The film jumps to nine months later, with Rachel and Richard dropping Sadie off at the Trask Mansion, the site of the prestigious Yaddo retreat for artists in Saratoga Springs, New York (Sadie is a brilliant artist too). They seem to be more involved in Sadie’s life, taking on a supportive, second set of parents role. This year, they don’t avoid trick or treaters—they engage with the kids in the neighborhood. Yet, when they receive a call from “the 800 number,” they rush off to meet another pregnant woman who might choose them to adopt her child. The film ends with Rachel and Richard sitting on the same side of the table at a restaurant, waiting for the woman to show up. As the credits roll, they are still waiting.

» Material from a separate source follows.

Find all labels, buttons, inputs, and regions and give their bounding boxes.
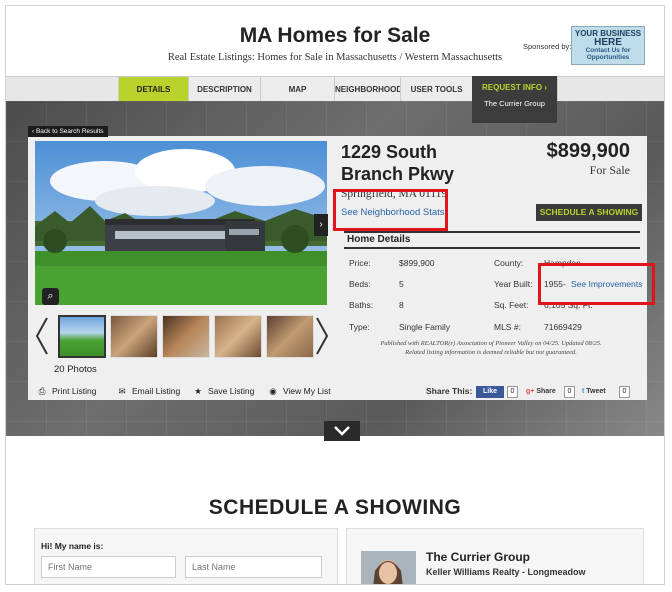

While this film has some funny moments, it’s more of an in-depth look at the lengths couples will go to become parents. It has some good acting by everyone on the cast, and Jenkins’ direction is straightforward, allowing the focus to be on the story rather than elaborate stylization. But I found the film rather sad, and perhaps not for the reason the film intended. The viewer is meant to empathize with this couple who so want to become parents, but their desperation went too far for me. It was at the expense of people around them, and it nearly ruined their marriage. They also spent an insane amount of money to try to have a baby with their genetics, and there are plenty of children in the world who need homes. Take the hint from the universe—you weren’t meant to have your combined genetic code passed on, and people should be fine with that. Adopt. Plus, they have two adorable dogs and a cool niece. Maybe it’s just because I don’t feel that pressure to reproduce anywhere near as much as other people that I find them more pathetic than empathetic. But if you feel that biological urge to create little versions of you and your significant other, you may find this film to be a touching tragedy worth a watch.